Schooley v. Beaver County Tax Claim Bureau

CONCURRING OPINION BY

Judge COHN JUBELIRER.

I concur with the result reached by the majority. I write separately, however, to note the complexity involved in posting the property at issue.

To show that a property was properly posted, the Tax Claim Bureau must demonstrate compliance with a number of criteria. In In re Upset Price Tax Sale, 147 Pa.Cmwlth. 52, 606 A.2d 1255 (1992), this Court explained the multiple objectives of posting a property:

Not only does public posting assist in informing a taxpayer that his or her property is to be exposed at tax sale, especially when, as here, personal service cannot be accomplished, it serves the additional purpose of notifying others whose interest may be affected by the sale such as mortgage and other lien holders. Posting also serves to notify the public at large that the property is going to be offered at tax sale.

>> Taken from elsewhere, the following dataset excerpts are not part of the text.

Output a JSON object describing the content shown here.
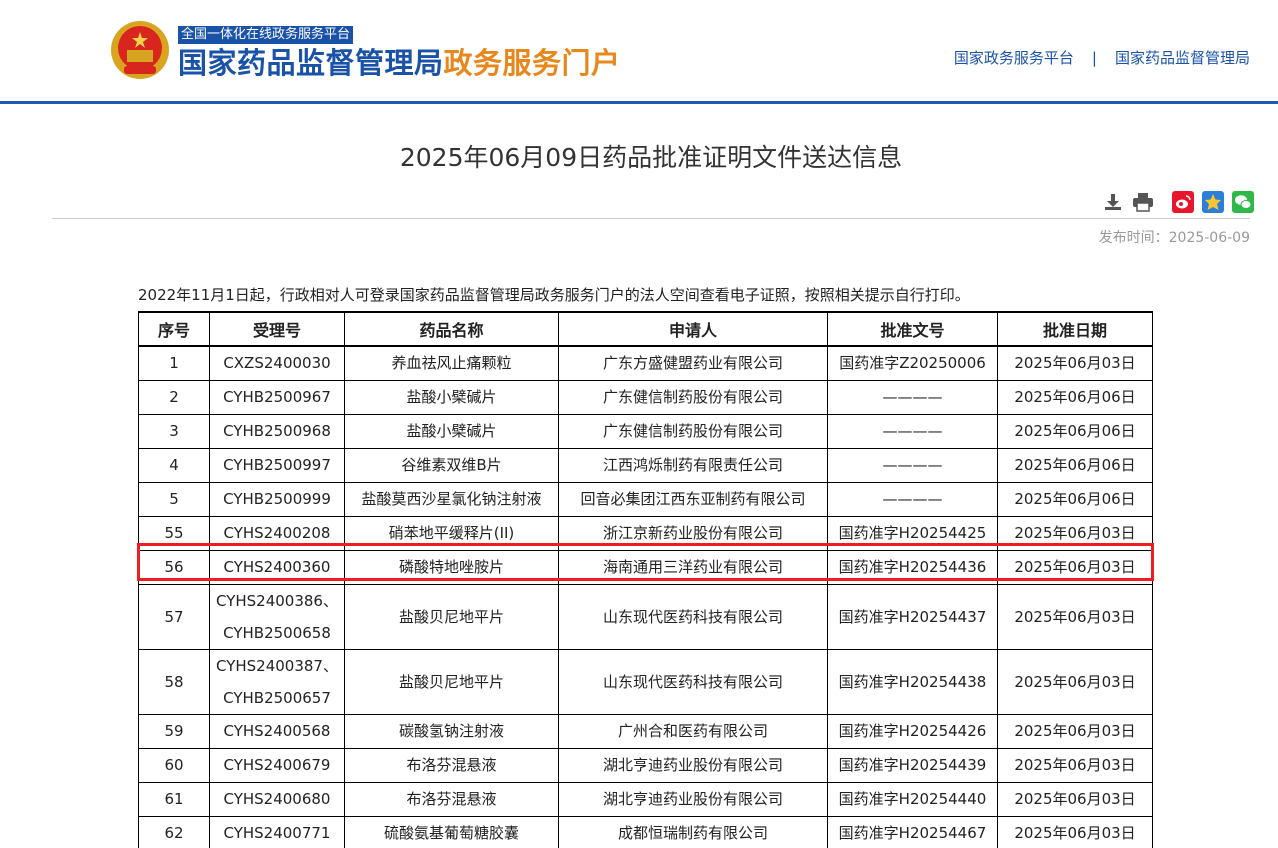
{
  "header": {
    "platform_tag": "全国一体化在线政务服务平台",
    "title_main": "国家药品监督管理局",
    "title_sub": "政务服务门户",
    "links": [
      "国家政务服务平台",
      "国家药品监督管理局"
    ],
    "separator": "|"
  },
  "article": {
    "title": "2025年06月09日药品批准证明文件送达信息",
    "publish_label": "发布时间：",
    "publish_date": "2025-06-09",
    "notice": "2022年11月1日起，行政相对人可登录国家药品监督管理局政务服务门户的法人空间查看电子证照，按照相关提示自行打印。"
  },
  "tools": [
    "download-icon",
    "print-icon",
    "weibo-icon",
    "qzone-icon",
    "wechat-icon"
  ],
  "colors": {
    "brand_blue": "#1a52a8",
    "brand_orange": "#e8871c",
    "highlight_red": "#ee1c25"
  },
  "table": {
    "headers": [
      "序号",
      "受理号",
      "药品名称",
      "申请人",
      "批准文号",
      "批准日期"
    ],
    "rows": [
      {
        "no": "1",
        "acc": "CXZS2400030",
        "acc2": "",
        "name": "养血祛风止痛颗粒",
        "applicant": "广东方盛健盟药业有限公司",
        "approval": "国药准字Z20250006",
        "date": "2025年06月03日"
      },
      {
        "no": "2",
        "acc": "CYHB2500967",
        "acc2": "",
        "name": "盐酸小檗碱片",
        "applicant": "广东健信制药股份有限公司",
        "approval": "————",
        "date": "2025年06月06日"
      },
      {
        "no": "3",
        "acc": "CYHB2500968",
        "acc2": "",
        "name": "盐酸小檗碱片",
        "applicant": "广东健信制药股份有限公司",
        "approval": "————",
        "date": "2025年06月06日"
      },
      {
        "no": "4",
        "acc": "CYHB2500997",
        "acc2": "",
        "name": "谷维素双维B片",
        "applicant": "江西鸿烁制药有限责任公司",
        "approval": "————",
        "date": "2025年06月06日"
      },
      {
        "no": "5",
        "acc": "CYHB2500999",
        "acc2": "",
        "name": "盐酸莫西沙星氯化钠注射液",
        "applicant": "回音必集团江西东亚制药有限公司",
        "approval": "————",
        "date": "2025年06月06日"
      },
      {
        "no": "55",
        "acc": "CYHS2400208",
        "acc2": "",
        "name": "硝苯地平缓释片(II)",
        "applicant": "浙江京新药业股份有限公司",
        "approval": "国药准字H20254425",
        "date": "2025年06月03日"
      },
      {
        "no": "56",
        "acc": "CYHS2400360",
        "acc2": "",
        "name": "磷酸特地唑胺片",
        "applicant": "海南通用三洋药业有限公司",
        "approval": "国药准字H20254436",
        "date": "2025年06月03日"
      },
      {
        "no": "57",
        "acc": "CYHS2400386、",
        "acc2": "CYHB2500658",
        "name": "盐酸贝尼地平片",
        "applicant": "山东现代医药科技有限公司",
        "approval": "国药准字H20254437",
        "date": "2025年06月03日"
      },
      {
        "no": "58",
        "acc": "CYHS2400387、",
        "acc2": "CYHB2500657",
        "name": "盐酸贝尼地平片",
        "applicant": "山东现代医药科技有限公司",
        "approval": "国药准字H20254438",
        "date": "2025年06月03日"
      },
      {
        "no": "59",
        "acc": "CYHS2400568",
        "acc2": "",
        "name": "碳酸氢钠注射液",
        "applicant": "广州合和医药有限公司",
        "approval": "国药准字H20254426",
        "date": "2025年06月03日"
      },
      {
        "no": "60",
        "acc": "CYHS2400679",
        "acc2": "",
        "name": "布洛芬混悬液",
        "applicant": "湖北亨迪药业股份有限公司",
        "approval": "国药准字H20254439",
        "date": "2025年06月03日"
      },
      {
        "no": "61",
        "acc": "CYHS2400680",
        "acc2": "",
        "name": "布洛芬混悬液",
        "applicant": "湖北亨迪药业股份有限公司",
        "approval": "国药准字H20254440",
        "date": "2025年06月03日"
      },
      {
        "no": "62",
        "acc": "CYHS2400771",
        "acc2": "",
        "name": "硫酸氨基葡萄糖胶囊",
        "applicant": "成都恒瑞制药有限公司",
        "approval": "国药准字H20254467",
        "date": "2025年06月03日"
      }
    ]
  }
}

Id. at 1258; see also Ban v. Tax Claim Bureau of Washington County, 698 A.2d 1386, 1389 (Pa.Cmwlth.1997) (“the statute requires that notice be posted so that it can be seen by the public as well as the occupant”). Thus, this Court has held that the posting requirement is designed to accomplish three distinct objectives: (1) informing the owner; (2) notifying anyone else with an interest in the property; and (3) notifying the public at large.

In this case, given the unusual configuration of the residence, it may have been challenging for the Tax Claim Bureau to satisfy the three objectives of the posting requirement with one posting. The residence is located on a five and a half acre plot of land. (Hr’g Tr. at 28, October 27, 2009, R.R. at 51a.) The front of the residence faces State Route 168, which is 350-500 feet from the residence. (Hr’g Tr. at 28, R.R. at 51a.) There is only one approach to the residence, a private driveway that leads from State Route 168 to the rear of the residence, where the garage doors are located. (Hr’g Tr. at 29, R.R. at 52a.) The property is sloped to the rear so that the basement and garage doors are level with the ground and the driveway is “on the lower part of the property.” (Hr’g Tr. at 28-29, R.R. at 51a-52a.) There is no dispute that, to enter the residence, the original property owner, Leroy W. Schoo-ley (Schooley), would follow the driveway to the rear of the residence, park outside the garage, and enter through the rear door of the residence. (Hr’g Tr. at 33-34, R.R. at 56a-57a.)

There was no testimony that Schooley, or anyone else, ever used the front door. Thus, by posting the notice on the rear door, the door that Schooley used, the Tax Claim Bureau posted the property in a *803manner that would, and did, inform the owner.1 However, in this case, the method of posting most likely to notify the owner was the method least likely to notify the general public. Schooley primarily entered the property through the rear door, but the notice attached to that entrance provided little opportunity of reaching the individuals passing the residence on the nearby highway. Although the front door faces the public road, there is no indication that a posting there would have effectively notified individuals driving past the property on the highway, which is located between 350-500 feet away from the front door, and posting on the front door would also have been less likely to notify Schoo-ley. But see In re: Upset Sale Tax Claim Bureau McKean County on September 10, 2007, 965 A.2d 1244 (Pa.Cmwlth.2009) (posting notice of a tax sale on the front door of a property, visible from a private but not public roadway, complied with tax sale statute). The majority opinion does not explicitly state what the Tax Claim Bureau should have done to comply with the posting requirements in this case; however, from my review of the record, it appears that posting the property in multiple locations might have satisfied all of the goals of the posting requirement.

In this case, Schooley knew of the sale, yet failed to take the necessary steps to protect his interest in the property; he now avoids the consequences of that failure by citing a technical defect in the posting. The majority correctly applied the controlling case law to Schooley’s case. I therefore concur, but I do so with the above observation.

. Schooley testified that he read the notice posted on the rear door. (Hr’g Tr. at 42, R.R. at 65a.)